Two giants from widely different realms of industry, The Boeing Company and Microsoft, play major roles in the local economy and in the generation of demand for industrial space of varying types. To these may be added Seattle’s major port and the recent increases in trade flows. As noted in the opening section of this report, moreover, shipping activity through the port is expected to increase as a result of a new route by a major carrier that will utilize the local port.
Demand for space, accordingly, has been strong in the recent term. Reis reports more than 1 million square feet of positive net absorption in the local warehouse/distribution sector for the first half of the year alongside no new supply deliveries. The total for the second quarter alone, erasing first quarter’s negative activity, was nearly 1.2 million square feet. Last year’s total alongside a negligible supply addition was 320,000 square feet. Occupancy levels and trends also are favorable. Vacancy as of the second quarter was 10.5%, down fully 100 basis points for the quarter, down 80 year-over-year. Despite the favorable profile otherwise, construction of warehouse/distribution facilities remains nearly non-existent. The 122,000-square-foot Majestic Glove headquarters and distribution center, which completed in September in Everett, will stand as the completion sum for the year as a whole for this market segment. No space of this type, meanwhile, was underway as of mid-September. At $6.43 psf and $6.02 psf, mean asking and effective rents were up 0.3% for the quarter following losses of 0.2% the quarter before. In July, 192,000 square feet of positive net absorption shaved 10 basis points from the vacancy rate while each mean rent grew by 0.2%.
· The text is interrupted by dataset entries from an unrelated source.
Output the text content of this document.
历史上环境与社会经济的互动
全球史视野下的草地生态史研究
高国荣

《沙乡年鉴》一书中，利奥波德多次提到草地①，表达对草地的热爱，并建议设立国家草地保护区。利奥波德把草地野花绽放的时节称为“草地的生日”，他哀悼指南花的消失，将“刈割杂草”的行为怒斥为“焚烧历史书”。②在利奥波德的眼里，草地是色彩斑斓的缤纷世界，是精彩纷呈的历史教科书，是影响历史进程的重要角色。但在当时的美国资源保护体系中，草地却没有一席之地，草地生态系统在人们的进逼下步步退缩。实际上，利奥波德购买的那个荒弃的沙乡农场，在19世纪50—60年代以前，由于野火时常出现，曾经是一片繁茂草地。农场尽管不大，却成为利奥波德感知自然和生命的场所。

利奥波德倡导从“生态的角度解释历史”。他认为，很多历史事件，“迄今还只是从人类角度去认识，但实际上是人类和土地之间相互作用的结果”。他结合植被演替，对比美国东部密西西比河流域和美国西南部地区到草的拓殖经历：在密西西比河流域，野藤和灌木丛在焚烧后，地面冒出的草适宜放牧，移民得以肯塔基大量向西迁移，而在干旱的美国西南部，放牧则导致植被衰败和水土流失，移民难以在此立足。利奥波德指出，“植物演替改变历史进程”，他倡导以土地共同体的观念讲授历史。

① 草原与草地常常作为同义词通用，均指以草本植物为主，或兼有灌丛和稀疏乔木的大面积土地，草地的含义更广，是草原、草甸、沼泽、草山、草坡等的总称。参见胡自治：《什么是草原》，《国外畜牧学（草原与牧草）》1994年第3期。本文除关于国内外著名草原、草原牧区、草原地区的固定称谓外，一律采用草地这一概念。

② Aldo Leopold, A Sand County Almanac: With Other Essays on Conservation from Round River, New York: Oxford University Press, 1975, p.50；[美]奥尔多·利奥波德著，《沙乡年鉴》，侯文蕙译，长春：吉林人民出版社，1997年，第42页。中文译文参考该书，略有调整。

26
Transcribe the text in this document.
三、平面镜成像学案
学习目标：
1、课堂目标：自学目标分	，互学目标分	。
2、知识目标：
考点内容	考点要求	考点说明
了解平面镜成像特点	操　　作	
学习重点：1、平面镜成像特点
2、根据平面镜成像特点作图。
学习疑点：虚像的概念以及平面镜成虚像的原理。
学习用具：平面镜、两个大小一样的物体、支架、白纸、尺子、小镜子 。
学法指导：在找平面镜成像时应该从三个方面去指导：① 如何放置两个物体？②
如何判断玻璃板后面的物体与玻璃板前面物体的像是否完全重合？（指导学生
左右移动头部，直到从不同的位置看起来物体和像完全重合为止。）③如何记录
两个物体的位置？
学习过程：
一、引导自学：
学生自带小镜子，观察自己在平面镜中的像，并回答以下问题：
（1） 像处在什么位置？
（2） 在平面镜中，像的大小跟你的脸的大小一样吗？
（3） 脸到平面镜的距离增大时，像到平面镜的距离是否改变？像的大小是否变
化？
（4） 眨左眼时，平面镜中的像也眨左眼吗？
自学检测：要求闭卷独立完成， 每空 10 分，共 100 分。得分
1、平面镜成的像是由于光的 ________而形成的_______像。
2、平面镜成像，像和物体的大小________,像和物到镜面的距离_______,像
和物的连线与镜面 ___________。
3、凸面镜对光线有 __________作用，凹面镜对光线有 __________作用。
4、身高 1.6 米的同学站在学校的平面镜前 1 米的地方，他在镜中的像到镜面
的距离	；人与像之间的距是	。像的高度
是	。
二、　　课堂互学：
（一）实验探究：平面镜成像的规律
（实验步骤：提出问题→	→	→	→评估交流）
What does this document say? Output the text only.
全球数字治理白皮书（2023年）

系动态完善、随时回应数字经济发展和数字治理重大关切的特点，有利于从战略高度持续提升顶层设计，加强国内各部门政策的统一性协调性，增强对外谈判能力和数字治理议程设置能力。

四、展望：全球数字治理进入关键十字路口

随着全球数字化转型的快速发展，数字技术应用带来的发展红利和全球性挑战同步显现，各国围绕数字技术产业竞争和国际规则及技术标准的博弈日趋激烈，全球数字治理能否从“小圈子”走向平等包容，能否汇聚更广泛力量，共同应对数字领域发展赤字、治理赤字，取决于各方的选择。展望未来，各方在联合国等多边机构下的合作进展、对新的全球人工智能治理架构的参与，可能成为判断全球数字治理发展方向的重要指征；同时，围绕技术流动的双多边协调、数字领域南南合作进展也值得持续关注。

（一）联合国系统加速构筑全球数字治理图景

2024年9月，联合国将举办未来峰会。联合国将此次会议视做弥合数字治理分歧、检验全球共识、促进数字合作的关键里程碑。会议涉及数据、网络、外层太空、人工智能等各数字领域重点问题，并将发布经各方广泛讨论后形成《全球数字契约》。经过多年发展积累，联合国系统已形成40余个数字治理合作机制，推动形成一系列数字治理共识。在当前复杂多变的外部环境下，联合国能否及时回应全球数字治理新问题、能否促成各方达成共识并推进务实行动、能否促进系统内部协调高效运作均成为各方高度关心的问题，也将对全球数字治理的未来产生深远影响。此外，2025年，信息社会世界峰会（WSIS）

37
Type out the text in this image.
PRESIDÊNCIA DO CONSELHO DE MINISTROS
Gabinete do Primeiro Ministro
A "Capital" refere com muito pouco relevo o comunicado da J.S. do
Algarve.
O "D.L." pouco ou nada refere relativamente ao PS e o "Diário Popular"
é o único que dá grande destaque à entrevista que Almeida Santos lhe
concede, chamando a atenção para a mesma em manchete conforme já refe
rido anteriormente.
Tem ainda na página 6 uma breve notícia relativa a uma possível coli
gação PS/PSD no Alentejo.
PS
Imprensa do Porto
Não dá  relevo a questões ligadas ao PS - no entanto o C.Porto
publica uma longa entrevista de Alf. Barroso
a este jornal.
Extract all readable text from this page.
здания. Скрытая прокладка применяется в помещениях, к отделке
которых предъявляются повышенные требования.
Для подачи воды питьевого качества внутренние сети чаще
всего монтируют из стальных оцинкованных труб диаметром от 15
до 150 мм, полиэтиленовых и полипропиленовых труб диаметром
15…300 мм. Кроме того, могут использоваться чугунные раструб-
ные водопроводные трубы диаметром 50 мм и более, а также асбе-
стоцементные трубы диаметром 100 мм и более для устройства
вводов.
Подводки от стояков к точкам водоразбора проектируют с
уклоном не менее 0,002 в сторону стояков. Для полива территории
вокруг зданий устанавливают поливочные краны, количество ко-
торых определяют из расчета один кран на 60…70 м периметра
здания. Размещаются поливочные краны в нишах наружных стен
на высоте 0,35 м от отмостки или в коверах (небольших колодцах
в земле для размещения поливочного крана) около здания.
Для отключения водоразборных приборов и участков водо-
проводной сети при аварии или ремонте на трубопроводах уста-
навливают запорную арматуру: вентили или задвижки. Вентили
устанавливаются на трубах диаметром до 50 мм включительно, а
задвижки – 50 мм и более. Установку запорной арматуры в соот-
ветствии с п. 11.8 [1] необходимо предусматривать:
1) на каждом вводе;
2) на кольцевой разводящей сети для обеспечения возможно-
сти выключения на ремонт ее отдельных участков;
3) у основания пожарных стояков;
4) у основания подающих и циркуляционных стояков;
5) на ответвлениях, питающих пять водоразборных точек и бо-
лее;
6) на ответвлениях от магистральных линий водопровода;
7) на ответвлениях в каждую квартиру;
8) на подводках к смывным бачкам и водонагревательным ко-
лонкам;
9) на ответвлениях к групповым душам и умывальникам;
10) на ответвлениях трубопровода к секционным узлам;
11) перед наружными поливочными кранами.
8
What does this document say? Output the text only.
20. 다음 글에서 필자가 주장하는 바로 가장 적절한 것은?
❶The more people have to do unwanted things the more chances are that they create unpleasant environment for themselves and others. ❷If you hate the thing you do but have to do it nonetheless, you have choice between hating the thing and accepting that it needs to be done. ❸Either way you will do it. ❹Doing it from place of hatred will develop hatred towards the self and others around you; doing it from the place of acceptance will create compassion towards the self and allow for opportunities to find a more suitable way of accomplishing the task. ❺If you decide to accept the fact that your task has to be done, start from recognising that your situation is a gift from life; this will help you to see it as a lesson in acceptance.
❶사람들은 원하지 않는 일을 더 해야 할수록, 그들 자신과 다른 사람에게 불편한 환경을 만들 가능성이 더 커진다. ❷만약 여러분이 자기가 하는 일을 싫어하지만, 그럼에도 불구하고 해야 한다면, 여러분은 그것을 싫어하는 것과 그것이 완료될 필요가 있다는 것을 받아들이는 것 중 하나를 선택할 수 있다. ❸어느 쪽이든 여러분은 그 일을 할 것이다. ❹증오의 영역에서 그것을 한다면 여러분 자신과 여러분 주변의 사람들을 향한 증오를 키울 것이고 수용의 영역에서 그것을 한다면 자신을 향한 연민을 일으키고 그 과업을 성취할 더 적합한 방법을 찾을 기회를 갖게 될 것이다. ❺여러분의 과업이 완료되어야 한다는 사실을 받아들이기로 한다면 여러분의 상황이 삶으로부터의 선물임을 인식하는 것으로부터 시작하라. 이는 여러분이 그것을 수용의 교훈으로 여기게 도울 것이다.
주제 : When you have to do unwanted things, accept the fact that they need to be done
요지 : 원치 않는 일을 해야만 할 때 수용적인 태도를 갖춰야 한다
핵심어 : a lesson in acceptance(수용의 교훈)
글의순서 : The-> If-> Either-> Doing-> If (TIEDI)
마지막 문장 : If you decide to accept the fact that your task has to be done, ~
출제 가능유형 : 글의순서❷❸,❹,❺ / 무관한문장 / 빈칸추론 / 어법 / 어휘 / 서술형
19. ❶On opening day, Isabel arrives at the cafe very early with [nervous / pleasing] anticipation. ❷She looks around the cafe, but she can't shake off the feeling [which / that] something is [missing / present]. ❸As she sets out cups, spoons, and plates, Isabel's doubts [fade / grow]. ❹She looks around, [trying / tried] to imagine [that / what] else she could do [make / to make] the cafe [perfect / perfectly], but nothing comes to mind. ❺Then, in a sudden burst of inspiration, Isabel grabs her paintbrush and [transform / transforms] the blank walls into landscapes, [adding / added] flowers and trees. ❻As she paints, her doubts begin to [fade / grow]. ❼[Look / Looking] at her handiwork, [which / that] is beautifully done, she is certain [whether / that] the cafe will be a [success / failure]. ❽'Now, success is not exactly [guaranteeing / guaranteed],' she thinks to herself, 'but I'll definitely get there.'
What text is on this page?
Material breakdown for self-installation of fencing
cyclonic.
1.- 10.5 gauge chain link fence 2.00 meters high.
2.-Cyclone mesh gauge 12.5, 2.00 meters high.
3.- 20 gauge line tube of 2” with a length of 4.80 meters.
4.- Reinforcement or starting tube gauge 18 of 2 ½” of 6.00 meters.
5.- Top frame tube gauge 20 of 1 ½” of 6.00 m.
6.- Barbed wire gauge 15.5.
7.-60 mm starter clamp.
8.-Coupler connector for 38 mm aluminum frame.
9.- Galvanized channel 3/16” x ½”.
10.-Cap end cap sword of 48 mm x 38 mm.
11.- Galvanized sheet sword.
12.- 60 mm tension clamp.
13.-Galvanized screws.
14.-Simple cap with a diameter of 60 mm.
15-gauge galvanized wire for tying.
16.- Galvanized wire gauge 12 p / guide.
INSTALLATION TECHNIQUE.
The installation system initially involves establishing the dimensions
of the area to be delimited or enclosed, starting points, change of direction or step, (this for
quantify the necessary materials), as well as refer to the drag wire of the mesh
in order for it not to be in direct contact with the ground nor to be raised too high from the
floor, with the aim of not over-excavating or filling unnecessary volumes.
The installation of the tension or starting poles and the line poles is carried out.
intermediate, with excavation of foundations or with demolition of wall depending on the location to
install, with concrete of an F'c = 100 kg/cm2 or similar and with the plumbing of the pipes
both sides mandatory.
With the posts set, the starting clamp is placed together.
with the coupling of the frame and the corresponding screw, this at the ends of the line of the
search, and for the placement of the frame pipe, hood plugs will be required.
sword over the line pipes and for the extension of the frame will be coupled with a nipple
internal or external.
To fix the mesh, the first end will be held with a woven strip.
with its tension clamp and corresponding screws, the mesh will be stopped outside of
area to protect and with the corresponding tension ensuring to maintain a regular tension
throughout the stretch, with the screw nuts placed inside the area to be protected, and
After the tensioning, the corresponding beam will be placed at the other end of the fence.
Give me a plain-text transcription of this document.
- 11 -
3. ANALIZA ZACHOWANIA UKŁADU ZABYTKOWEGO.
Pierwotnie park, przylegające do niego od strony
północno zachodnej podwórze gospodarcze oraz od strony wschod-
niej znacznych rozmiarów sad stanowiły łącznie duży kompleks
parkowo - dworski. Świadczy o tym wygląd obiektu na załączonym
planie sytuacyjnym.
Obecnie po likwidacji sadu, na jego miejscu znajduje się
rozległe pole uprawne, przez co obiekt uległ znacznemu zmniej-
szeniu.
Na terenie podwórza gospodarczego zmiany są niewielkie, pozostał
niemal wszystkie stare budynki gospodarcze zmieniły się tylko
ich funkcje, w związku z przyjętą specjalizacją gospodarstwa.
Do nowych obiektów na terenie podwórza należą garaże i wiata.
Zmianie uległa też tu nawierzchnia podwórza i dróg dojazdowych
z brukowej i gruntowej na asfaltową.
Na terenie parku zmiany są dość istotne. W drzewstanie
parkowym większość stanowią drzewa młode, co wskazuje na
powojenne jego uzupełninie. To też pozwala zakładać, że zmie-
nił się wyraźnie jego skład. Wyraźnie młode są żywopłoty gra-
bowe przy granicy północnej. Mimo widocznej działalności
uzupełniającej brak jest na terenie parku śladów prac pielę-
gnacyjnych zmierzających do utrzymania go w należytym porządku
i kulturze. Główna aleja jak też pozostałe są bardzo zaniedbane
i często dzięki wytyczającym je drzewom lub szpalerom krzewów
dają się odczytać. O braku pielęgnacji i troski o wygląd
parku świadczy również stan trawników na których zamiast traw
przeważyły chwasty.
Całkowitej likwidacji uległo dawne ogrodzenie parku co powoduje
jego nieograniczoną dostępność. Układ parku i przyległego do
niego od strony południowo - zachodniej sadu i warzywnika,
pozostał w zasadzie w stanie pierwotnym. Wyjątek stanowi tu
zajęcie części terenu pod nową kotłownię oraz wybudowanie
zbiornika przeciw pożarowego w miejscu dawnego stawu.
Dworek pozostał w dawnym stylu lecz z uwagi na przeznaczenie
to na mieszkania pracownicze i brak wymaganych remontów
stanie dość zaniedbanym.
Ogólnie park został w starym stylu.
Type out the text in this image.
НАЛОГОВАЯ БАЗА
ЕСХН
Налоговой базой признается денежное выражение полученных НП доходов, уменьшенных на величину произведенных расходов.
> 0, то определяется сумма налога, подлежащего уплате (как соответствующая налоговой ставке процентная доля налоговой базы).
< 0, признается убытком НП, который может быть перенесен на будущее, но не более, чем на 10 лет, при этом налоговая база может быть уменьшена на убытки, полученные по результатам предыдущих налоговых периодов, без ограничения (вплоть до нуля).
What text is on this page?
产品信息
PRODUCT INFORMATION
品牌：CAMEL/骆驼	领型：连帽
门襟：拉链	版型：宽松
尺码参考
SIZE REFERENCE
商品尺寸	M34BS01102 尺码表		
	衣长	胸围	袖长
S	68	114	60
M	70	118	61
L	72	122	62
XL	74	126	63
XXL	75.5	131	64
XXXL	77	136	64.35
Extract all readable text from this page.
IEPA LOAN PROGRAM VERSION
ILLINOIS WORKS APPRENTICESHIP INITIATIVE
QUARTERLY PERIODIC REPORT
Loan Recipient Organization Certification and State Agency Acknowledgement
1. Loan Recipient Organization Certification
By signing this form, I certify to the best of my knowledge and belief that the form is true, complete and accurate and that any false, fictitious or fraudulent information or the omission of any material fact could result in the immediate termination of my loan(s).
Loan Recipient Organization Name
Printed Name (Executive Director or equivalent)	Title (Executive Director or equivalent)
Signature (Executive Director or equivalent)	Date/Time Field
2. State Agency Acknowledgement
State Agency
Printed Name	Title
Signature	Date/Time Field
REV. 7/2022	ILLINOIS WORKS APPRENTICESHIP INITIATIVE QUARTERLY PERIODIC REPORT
Amid no newly delivered supply, net absorption of Flex/R&D space for the first half of the year was counted by Reis at 116,000 square feet, 61,000 of which occurred during the second quarter. Vacancy ended the
period at 13.7%, down 30 basis points for the period, down 160 year-over-year and relatively low by current national norms. At $9.97 psf and $9.19 psf, second quarter asking and effective Flex/R&D lease rates were up 0.1% and unchanged for the quarter following gains of 0.5% and 0.7% the quarter before. July followed with 41,000 square feet of positive absorption, a 20-point decline in vacancy and rent growth at 0.0% and 0.1%, asking and effective. No space of this type will complete this year; no projects were under construction per report date. Indeed, current construction consists solely of two manufacturing facilities with a combined total of 347,000 square feet. Both started in May. The largest of the pair is a 240,000-square-foot development for B/E Aerospace in Everett.
Both the warehouse/distribution and flex space markets should hold firm over the remainder of the year. Rental increases at about 1.5% and 1.0% are expected, respectively, for the two markets. “Continued strength in leasing will result in additional absorption and further declines in vacancy rates through the balance of the year,” states Cushman & Wakefield.